- Activists are watching whether the state will enforce a new law that closed a loophole that allowed waste from certain oil and gas drilling activities in Pennsylvania to be disposed of in New York.
- Oil and gas waste can contain contaminants, such as heavy metals or radioactive materials, that leach into the ground, pollute the environment and endanger human health, activists say.
- 640,000 tons of waste from Pennsylvania from oil and gas extraction activities called hydraulic fracturing or so-called fracking have been disposed of in landfills in New York.
Though Gov. Andrew Cuomo signed a law closing a loophole that allowed certain oil and gas waste from Pennsylvania to be disposed of in New York without being treated as potentially hazardous waste, activists are still watching to see how authorities will interpret the regulation of waste they say is bad for the environment and human health.
On Aug. 3, the law removed an exemption that has allowed over 640,000 tons of waste from Pennsylvania from oil and gas extraction activities, called hydraulic fracturing or so-called fracking, to be disposed of in landfills where the state sends regular municipal waste. Activists have long warned that such waste can include contaminants, like heavy metals or radioactive materials, that leach into the ground, pollute the environment and endanger human health.

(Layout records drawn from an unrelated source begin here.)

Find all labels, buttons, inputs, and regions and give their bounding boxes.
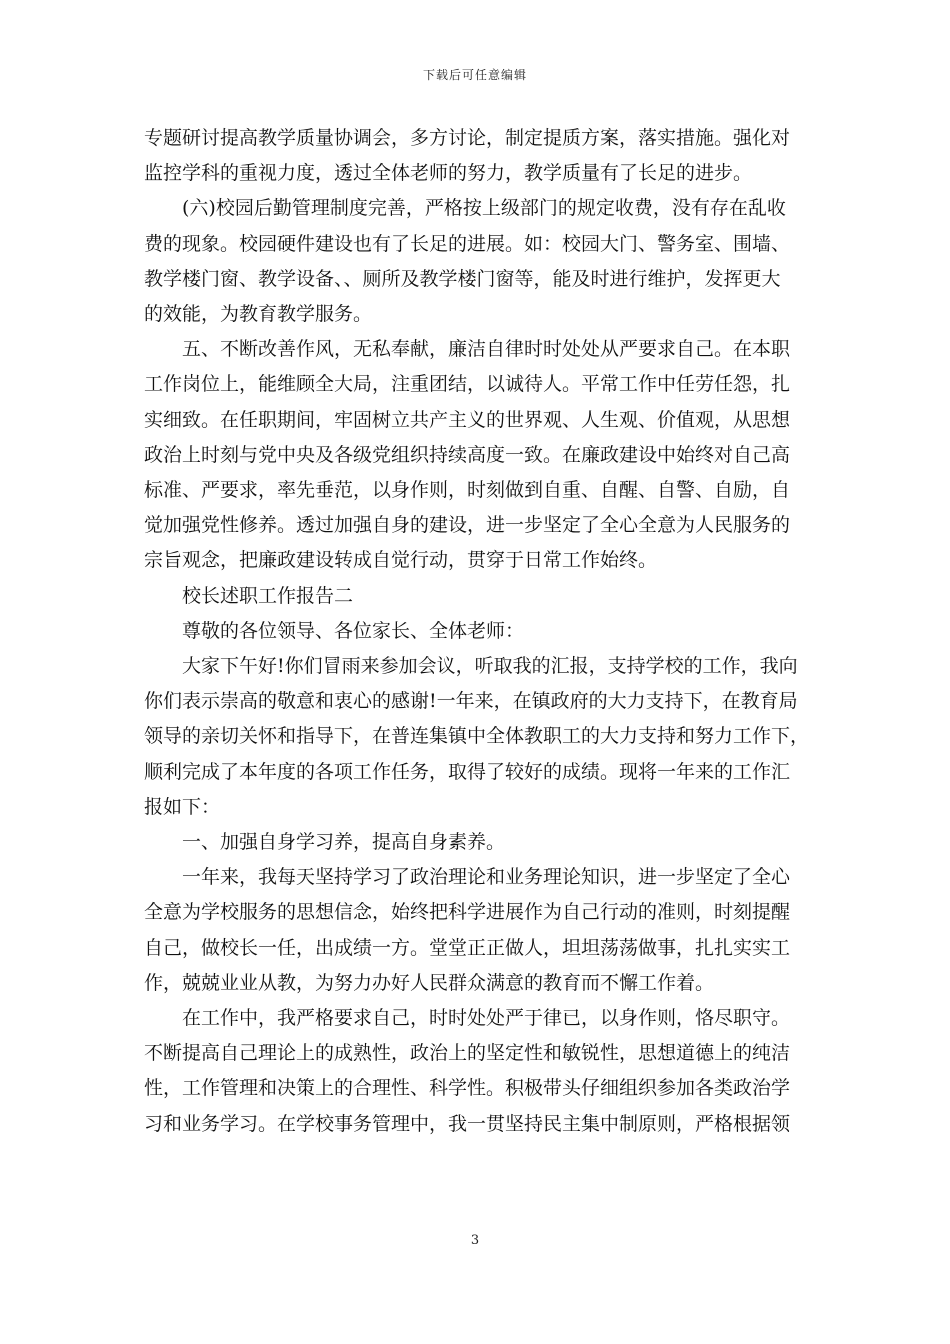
text-line: 大家下午好!你们冒雨来参加会议，听取我的汇报，支持学校的工作，我向 bbox=[182, 655, 798, 678]
text-line: 标准、严要求，率先垂范，以身作则，时刻做到自重、自醒、自警、自励，自 bbox=[144, 479, 791, 502]
text-line: 费的现象。校园硬件建设也有了长足的进展。如：校园大门、警务室、围墙、 bbox=[144, 232, 791, 255]
text-line: 教学楼门窗、教学设备、、厕所及教学楼门窗等，能及时进行维护，发挥更大 bbox=[144, 267, 781, 290]
text-line: 在工作中，我严格要求自己，时时处处严于律已，以身作则，恪尽职守。 bbox=[182, 1007, 791, 1030]
text-line: 全意为学校服务的思想信念，始终把科学进展作为自己行动的准则，时刻提醒 bbox=[144, 901, 791, 924]
text-line: 政治上时刻与党中央及各级党组织持续高度一致。在廉政建设中始终对自己高 bbox=[144, 443, 791, 466]
text-line: 一、加强自身学习养，提高自身素养。 bbox=[182, 831, 506, 854]
page-number: 3 bbox=[470, 1233, 480, 1248]
text-line: 自己，做校长一任，出成绩一方。堂堂正正做人，坦坦荡荡做事，扎扎实实工 bbox=[144, 936, 791, 959]
text-line: 专题研讨提高教学质量协调会，多方讨论，制定提质方案，落实措施。强化对 bbox=[144, 127, 791, 149]
text-line: 的效能，为教育教学服务。 bbox=[144, 303, 373, 326]
paragraph-6 bbox=[144, 1001, 808, 1142]
text-line: 不断提高自己理论上的成熟性，政治上的坚定性和敏锐性，思想道德上的纯洁 bbox=[144, 1042, 791, 1065]
subheading bbox=[144, 825, 808, 860]
text-line: (六)校园后勤管理制度完善，严格按上级部门的规定收费，没有存在乱收 bbox=[182, 197, 786, 220]
text-line: 监控学科的重视力度，透过全体老师的努力，教学质量有了长足的进步。 bbox=[144, 162, 753, 185]
text-line: 领导的亲切关怀和指导下，在普连集镇中全体教职工的大力支持和努力工作下， bbox=[144, 725, 810, 748]
text-line: 你们表示崇高的敬意和衷心的感谢!一年来，在镇政府的大力支持下，在教育局 bbox=[144, 690, 798, 713]
text-line: 性，工作管理和决策上的合理性、科学性。积极带头仔细组织参加各类政治学 bbox=[144, 1077, 791, 1100]
text-line: 一年来，我每天坚持学习了政治理论和业务理论知识，进一步坚定了全心 bbox=[182, 866, 791, 889]
document-body bbox=[144, 121, 808, 1142]
page-header: 下载后可任意编辑 bbox=[422, 68, 527, 82]
text-line: 尊敬的各位领导、各位家长、全体老师： bbox=[182, 619, 525, 642]
text-line: 作，兢兢业业从教，为努力办好人民群众满意的教育而不懈工作着。 bbox=[144, 971, 715, 994]
text-line: 实细致。在任职期间，牢固树立共产主义的世界观、人生观、价值观，从思想 bbox=[144, 408, 791, 431]
text-line: 宗旨观念，把廉政建设转成自觉行动，贯穿于日常工作始终。 bbox=[144, 549, 658, 572]
text-line: 顺利完成了本年度的各项工作任务，取得了较好的成绩。现将一年来的工作汇 bbox=[144, 760, 791, 783]
paragraph-5 bbox=[144, 860, 808, 1001]
text-line: 五、不断改善作风，无私奉献，廉洁自律时时处处从严要求自己。在本职 bbox=[182, 338, 791, 361]
section-title bbox=[144, 579, 808, 614]
text-line: 报如下： bbox=[144, 795, 221, 818]
text-line: 校长述职工作报告二 bbox=[182, 584, 354, 607]
text-line: 工作岗位上，能维顾全大局，注重团结，以诚待人。平常工作中任劳任怨，扎 bbox=[144, 373, 791, 396]
text-line: 觉加强党性修养。透过加强自身的建设，进一步坚定了全心全意为人民服务的 bbox=[144, 514, 791, 537]
salutation bbox=[144, 614, 808, 649]
paragraph-1 bbox=[144, 121, 808, 191]
text-line: 习和业务学习。在学校事务管理中，我一贯坚持民主集中制原则，严格根据领 bbox=[144, 1112, 791, 1135]
paragraph-3 bbox=[144, 332, 808, 578]
paragraph-4 bbox=[144, 649, 808, 825]
paragraph-2 bbox=[144, 191, 808, 332]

The move by New York state is positive, says Melissa Troutman, a policy analyst for the nonprofit Earthworks. But activists are waiting to see whether the Department of Environmental Conservation will enforce the new regulation and require more careful handling and disposal of oil and gas waste.
“Closing this loophole makes New York a national leader. That much is true, but it doesn’t necessarily mean that oil and gas waste will be properly managed,” Troutman, who lives near fracking operations in northern Pennsylvania, told Karma. “Because something is the law, that doesn’t always lead to enforcement. We’ve seen them implement policies on paper in the past that simply were never put into place. And so we will continue to monitor these actions.”
Earthworks is also leading efforts to get Pennsylvania to subject oil and gas waste to a higher threshold as potentially hazardous waste.
New York state banned fracking activities in the state in 2014, but it has been receiving oil and gas waste products — which includes byproducts from refineries, oil and gas pipelines and so-called brine water, fluids from oil and gas wells — from New York-based oil and gas operators, as well as those in neighboring states.
The new law does not address brine water, a type of salty fluid waste that comes from oil and gas wells, which is used by municipalities and cities to de-ice and remove snow from roads near homes and business centers all over the state. These activities may be spreading radioactive materials such as uranium, thorium and radium found in oil and gas waste in highly populated areas, say activists.
A 1982 paper from The American Petroleum Institute, the largest umbrella organization for the U.S. the oil and gas industry, says “It is well known that some naturally occurring elements uranium, for example, have an affinity for crude oil.”
Still, some industry representatives say the New York law is a regulatory overreach because the state already requires oil and gas waste to be tested before being disposed of in landfills and being used for deicing purposes.
A spokesperson for The Independent Oil and Gas Association of New York declined to comment on the potential hazardous content of waste from Pennsylvania, but said the industry already complies with prevailing laws and that Gov. Cuomo is ill disposed towards the sector.
“If you read some of the things that Governor Cuomo says, he’s very clear that anything he can do to shut down the industry in New York state, that’s his goal,” said the spokesperson.”
“We can’t just take brine out of oil and dump it on a road or put it in a stream. It has to go to a disposal site, get tested. So it’s already very controlled and the legislation is already there.”
Gov. Cuomo released a written statement praising the passage of the new law. “As we do everything possible to reduce our reliance on polluting fossil fuels, we have to make every effort to diminish the impact of the hazardous waste they produce and by signing this legislation we are enacting smart, necessary regulations that will protect both our environment and New Yorker’s health,” he said.
The Department of Environmental Conservation told Karma third-party labs certified by the state test brine water for safety before it is used on roads.
“Some towns or private gas service companies have brine delivered or collected into their own storage tank, from which they must obtain a sample at least once per year pursuant to the regulation,” said a representative for DEC in a written statement.
Activists say that yearly batch samples of brine water may not be enough to screen for contaminants that can be introduced to the storage facilities throughout the year. More importantly, they say brine water and, previously, fracking waste does not get tested for radioactive materials.
“We’re talking about what’s not tested for and how it’s not being tested properly. So what they’re telling you is a half truth,” said Troutman.